Он выступил хорошо, Виктор, и пока он говорил – отвечая коротко и внятно, тихим голосом, не отрывая глаз от прокурора, – я видел, что достойно его воспитал. Он, конечно, был чудовищем, но я ввел его в общество, научил вести себя, дал ему все, чтобы меня погубить. Сойдя с трибуны, он посмотрел в мою сторону и улыбнулся красивой улыбкой, блестя многочисленными дорогими белыми зубами, и, гадая, что он имеет в виду, я осознал, что он смотрит не на меня, а сквозь меня, и, обернувшись, чтобы отыскать адресата этого сигнала, увидел Оуэна, сидевшего на зрительском ряду всего в нескольких футах за моей спиной. Он устроился рядом с Ксерксом и улыбался Виктору в ответ, как идиот или заговорщик, а потом его взгляд сдвинулся, и он уставился на меня, и в это мгновение, прежде чем его лицо успело прореагировать и принять гневное выражение, он улыбался мне, и моя давняя радость отражалась в нем зеркальным образом моего прежнего счастья.

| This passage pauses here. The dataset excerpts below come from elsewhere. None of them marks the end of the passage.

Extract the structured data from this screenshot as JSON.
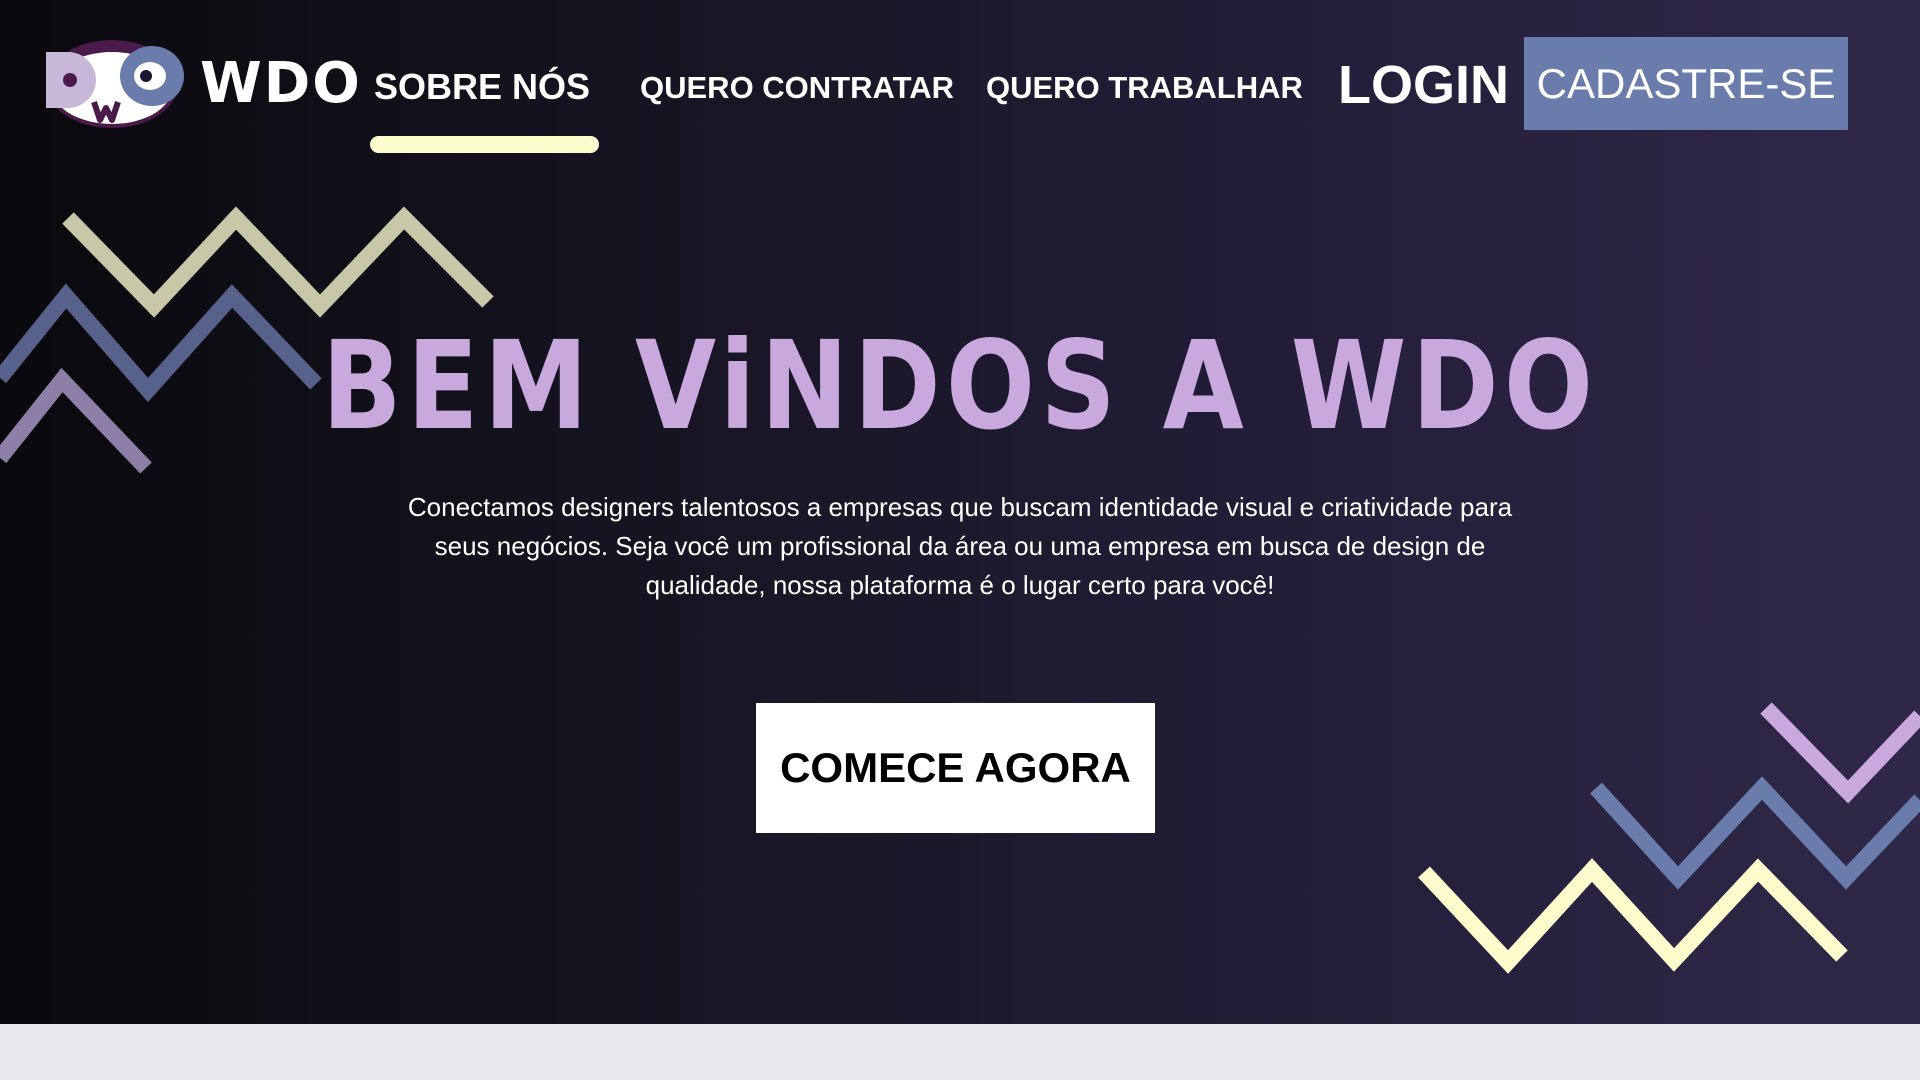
{
  "brand": {
    "name": "WDO",
    "logo_letters": [
      "D",
      "W",
      "O"
    ]
  },
  "nav": {
    "items": [
      {
        "label": "SOBRE NÓS",
        "active": true
      },
      {
        "label": "QUERO CONTRATAR"
      },
      {
        "label": "QUERO TRABALHAR"
      }
    ],
    "login_label": "LOGIN",
    "signup_label": "CADASTRE-SE"
  },
  "hero": {
    "title": "BEM ViNDOS A WDO",
    "description": "Conectamos designers talentosos a empresas que buscam identidade visual e criatividade para seus negócios. Seja você um profissional da área ou uma empresa em busca de design de qualidade, nossa plataforma é o lugar certo para você!",
    "cta_label": "COMECE AGORA"
  },
  "colors": {
    "accent_lilac": "#c8a8dd",
    "accent_blue": "#6a7cab",
    "accent_cream": "#fdfccd",
    "accent_sage": "#c8c8a8",
    "hero_dark": "#0a0a0e",
    "hero_purple": "#302848",
    "footer_gray": "#e6e7eb"
  },
  "icons": {
    "logo": "wdo-face-logo",
    "decor_top_left": "zigzag-lines",
    "decor_bottom_right": "zigzag-lines"
  }
}
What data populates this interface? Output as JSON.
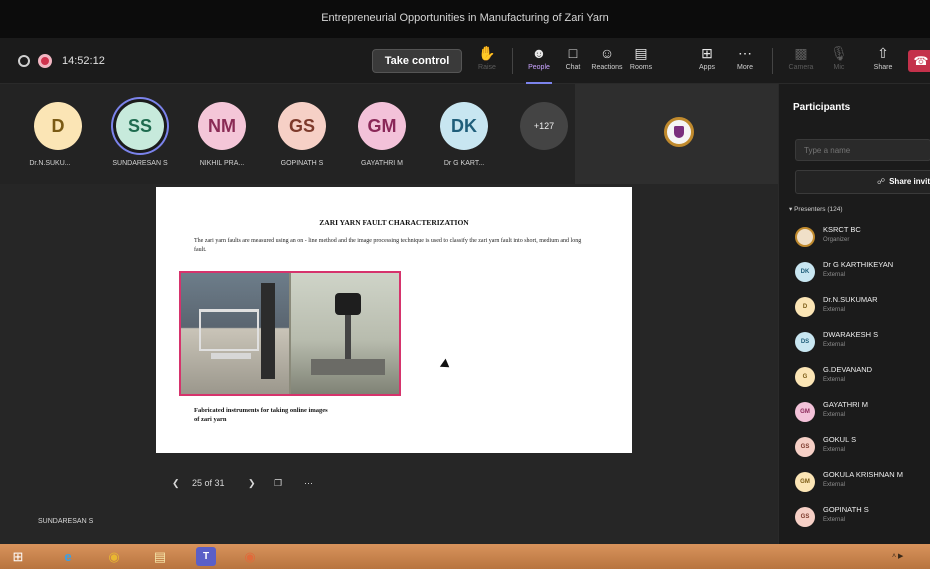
{
  "window": {
    "title": "Entrepreneurial Opportunities in Manufacturing of Zari Yarn"
  },
  "toolbar": {
    "timer": "14:52:12",
    "take_control_label": "Take control",
    "buttons": [
      {
        "label": "Raise",
        "icon": "raise-hand-icon",
        "state": "disabled"
      },
      {
        "label": "People",
        "icon": "people-icon",
        "state": "active"
      },
      {
        "label": "Chat",
        "icon": "chat-icon",
        "state": "normal"
      },
      {
        "label": "Reactions",
        "icon": "reactions-icon",
        "state": "normal"
      },
      {
        "label": "Rooms",
        "icon": "rooms-icon",
        "state": "normal"
      },
      {
        "label": "Apps",
        "icon": "apps-icon",
        "state": "normal"
      },
      {
        "label": "More",
        "icon": "more-icon",
        "state": "normal"
      },
      {
        "label": "Camera",
        "icon": "camera-icon",
        "state": "disabled"
      },
      {
        "label": "Mic",
        "icon": "mic-icon",
        "state": "disabled"
      },
      {
        "label": "Share",
        "icon": "share-icon",
        "state": "normal"
      }
    ]
  },
  "avatar_strip": {
    "people": [
      {
        "initials": "D",
        "name": "Dr.N.SUKU...",
        "bg": "#fbe5b5",
        "fg": "#7a5a14"
      },
      {
        "initials": "SS",
        "name": "SUNDARESAN S",
        "bg": "#c7eadc",
        "fg": "#1e6b4f",
        "active": true
      },
      {
        "initials": "NM",
        "name": "NIKHIL PRA...",
        "bg": "#f4c6d8",
        "fg": "#8a2b55"
      },
      {
        "initials": "GS",
        "name": "GOPINATH S",
        "bg": "#f6d0c6",
        "fg": "#7d3a2b"
      },
      {
        "initials": "GM",
        "name": "GAYATHRI M",
        "bg": "#f3c2d9",
        "fg": "#8a2758"
      },
      {
        "initials": "DK",
        "name": "Dr G KART...",
        "bg": "#c8e6f1",
        "fg": "#1f5e7a"
      }
    ],
    "overflow_count": "+127"
  },
  "slide": {
    "title": "ZARI YARN FAULT CHARACTERIZATION",
    "body": "The zari yarn faults are measured using an on - line method and the image processing technique is used to classify the zari yarn fault into short, medium and long fault.",
    "caption_line1": "Fabricated instruments for taking online images",
    "caption_line2": "of zari yarn"
  },
  "pager": {
    "position": "25 of 31"
  },
  "presenter_name": "SUNDARESAN S",
  "participants_panel": {
    "title": "Participants",
    "search_placeholder": "Type a name",
    "share_invite_label": "Share invit",
    "section_label": "Presenters (124)",
    "list": [
      {
        "initials": "",
        "name": "KSRCT BC",
        "role": "Organizer",
        "bg": "#f0e0c8",
        "fg": "#7a2f7d",
        "logo": true
      },
      {
        "initials": "DK",
        "name": "Dr G KARTHIKEYAN",
        "role": "External",
        "bg": "#c8e6f1",
        "fg": "#1f5e7a"
      },
      {
        "initials": "D",
        "name": "Dr.N.SUKUMAR",
        "role": "External",
        "bg": "#fbe5b5",
        "fg": "#7a5a14"
      },
      {
        "initials": "DS",
        "name": "DWARAKESH S",
        "role": "External",
        "bg": "#c8e6f1",
        "fg": "#1f5e7a"
      },
      {
        "initials": "G",
        "name": "G.DEVANAND",
        "role": "External",
        "bg": "#fbe5b5",
        "fg": "#7a5a14"
      },
      {
        "initials": "GM",
        "name": "GAYATHRI M",
        "role": "External",
        "bg": "#f3c2d9",
        "fg": "#8a2758"
      },
      {
        "initials": "GS",
        "name": "GOKUL S",
        "role": "External",
        "bg": "#f6d0c6",
        "fg": "#7d3a2b"
      },
      {
        "initials": "GM",
        "name": "GOKULA KRISHNAN M",
        "role": "External",
        "bg": "#fbe5b5",
        "fg": "#7a5a14"
      },
      {
        "initials": "GS",
        "name": "GOPINATH S",
        "role": "External",
        "bg": "#f6d0c6",
        "fg": "#7d3a2b"
      }
    ]
  },
  "taskbar": {
    "apps": [
      "windows-start-icon",
      "internet-explorer-icon",
      "chrome-icon",
      "file-explorer-icon",
      "teams-icon",
      "chrome-profile-icon"
    ],
    "tray_text": "˄ ▶"
  }
}
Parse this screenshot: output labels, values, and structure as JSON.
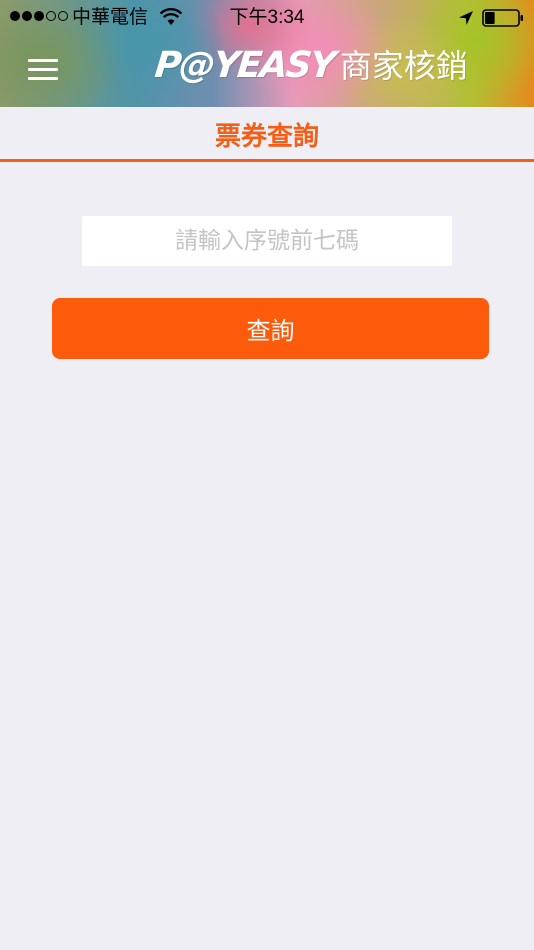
{
  "status_bar": {
    "signal_icon": "signal-dots-icon",
    "signal_strength": 3,
    "signal_max": 5,
    "carrier": "中華電信",
    "wifi_icon": "wifi-icon",
    "time": "下午3:34",
    "location_icon": "location-arrow-icon",
    "battery_icon": "battery-icon",
    "battery_level": 0.3
  },
  "nav_bar": {
    "menu_icon": "hamburger-menu-icon",
    "brand_logo": "P@YEASY",
    "title": "商家核銷"
  },
  "page": {
    "section_title": "票券查詢"
  },
  "form": {
    "serial_input": {
      "value": "",
      "placeholder": "請輸入序號前七碼"
    },
    "query_button_label": "查詢"
  },
  "colors": {
    "accent": "#f45f17",
    "button": "#fb5b0b",
    "background": "#efeef4",
    "input_background": "#ffffff",
    "placeholder": "#c3c3c8"
  }
}
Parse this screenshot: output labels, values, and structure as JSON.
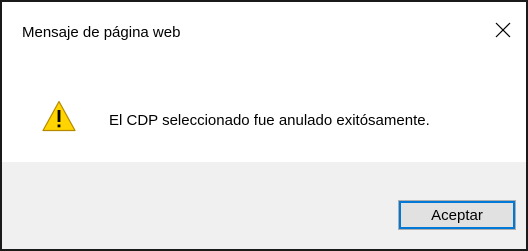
{
  "dialog": {
    "title": "Mensaje de página web",
    "message": "El CDP seleccionado fue anulado exitósamente.",
    "ok_label": "Aceptar",
    "icon": "warning-icon",
    "close_icon": "close-icon"
  },
  "colors": {
    "warning_fill": "#ffd400",
    "warning_outline": "#b58a00",
    "footer_bg": "#f0f0f0",
    "button_bg": "#e1e1e1",
    "button_focus": "#0078d7",
    "border": "#1a1a1a"
  }
}
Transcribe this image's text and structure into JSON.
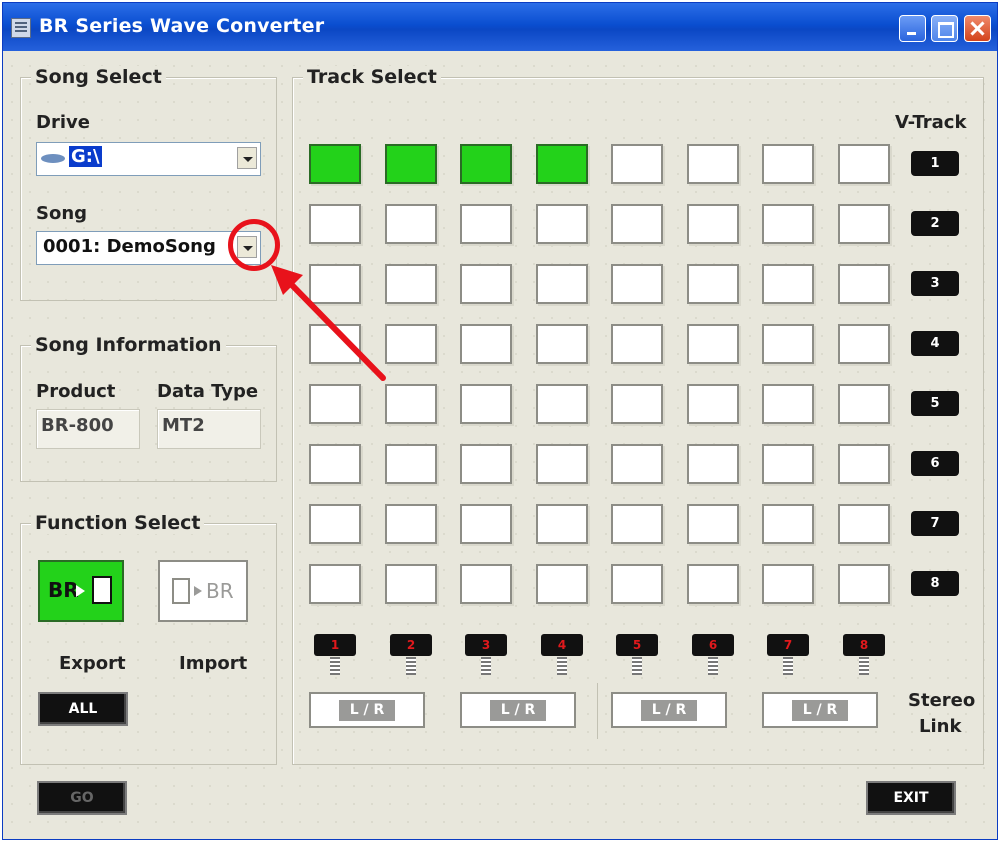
{
  "window": {
    "title": "BR Series Wave Converter"
  },
  "song_select": {
    "group_label": "Song Select",
    "drive_label": "Drive",
    "drive_value": "G:\\",
    "song_label": "Song",
    "song_value": "0001: DemoSong"
  },
  "song_info": {
    "group_label": "Song Information",
    "product_label": "Product",
    "product_value": "BR-800",
    "datatype_label": "Data Type",
    "datatype_value": "MT2"
  },
  "function_select": {
    "group_label": "Function Select",
    "export_label": "Export",
    "import_label": "Import",
    "all_label": "ALL",
    "export_icon_text": "BR",
    "import_icon_text": "BR"
  },
  "track_select": {
    "group_label": "Track Select",
    "vtrack_label": "V-Track",
    "vtracks": [
      "1",
      "2",
      "3",
      "4",
      "5",
      "6",
      "7",
      "8"
    ],
    "tracks": [
      "1",
      "2",
      "3",
      "4",
      "5",
      "6",
      "7",
      "8"
    ],
    "stereo_label_1": "Stereo",
    "stereo_label_2": "Link",
    "lr_label": "L / R",
    "selected_row1_columns": [
      1,
      2,
      3,
      4
    ]
  },
  "buttons": {
    "go": "GO",
    "exit": "EXIT"
  },
  "colors": {
    "selected": "#23d21a",
    "annotation": "#e8121b"
  }
}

В тот вечер ко мне пришел мой адвокат. Он настаивал, чтобы я изменил свое заявление, но я отказался.
– Да мне все равно, – сказал он, когда я объяснил ему, почему это так несправедливо и нечестно, но прервался и начал снова, более вкрадчиво. – Присяжным все равно, Нортон. Прошу вас, не говорите, что невиновны.
Но я отказался, и мы знаем, что произошло дальше.
Все бесконечно повторяли, как мне повезло: срок оказался недолог, меня изолировали от остальных заключенных, меня поместили в эту тюрьму, которая считается «одной из лучших». Иногда мне кажется, что я дебил, которого чудом зачислили в элитарную школу и ни за что не дадут забыть об этом странном капризе судьбы.
Мое пребывание здесь подходит к концу. В минуты оптимизма я говорю себе, что скоро это будет просто одно из многих мест, где я был и которые покинул: Линдон, Гамильтон, Гарвард, Стэнфорд, Национальные институты здравоохранения, дом в Бетесде. Но в более трезвом состоянии я понимаю, что это не так: все эти места (кроме Линдона) – пункты назначения, куда я хотел попасть и попал; я наводил справки о каждом, везде тщательно собирал багаж, необходимый для перемещения в следующий пункт. В эти места я хотел, мечтал попасть, и когда приходила пора покинуть каждое из них, я так и делал.
Но тут ситуация противоположная: сюда меня заставили попасть, и уйду я отсюда, только когда они решат, что им больше со мной нечего делать.
Мне повезло: у меня всегда были очень яркие сны. Однажды в молодости я признался в этом Оуэну, и он сказал, что мои сны буйственны, невероятны и разукрашены, потому что в сознательном состоянии мой разум не таков; он сказал, что никто не может жить без чуда и в моих снах разум пытается компенсировать собственную педантичность, раскрасить мою жизнь в какие-нибудь фантастические цвета. Он, конечно, отчасти шутил, но не совсем, и мы завели очередной вялый спор, противопоставляющий интеллектуальную строгость ученого самолюбованию поэта.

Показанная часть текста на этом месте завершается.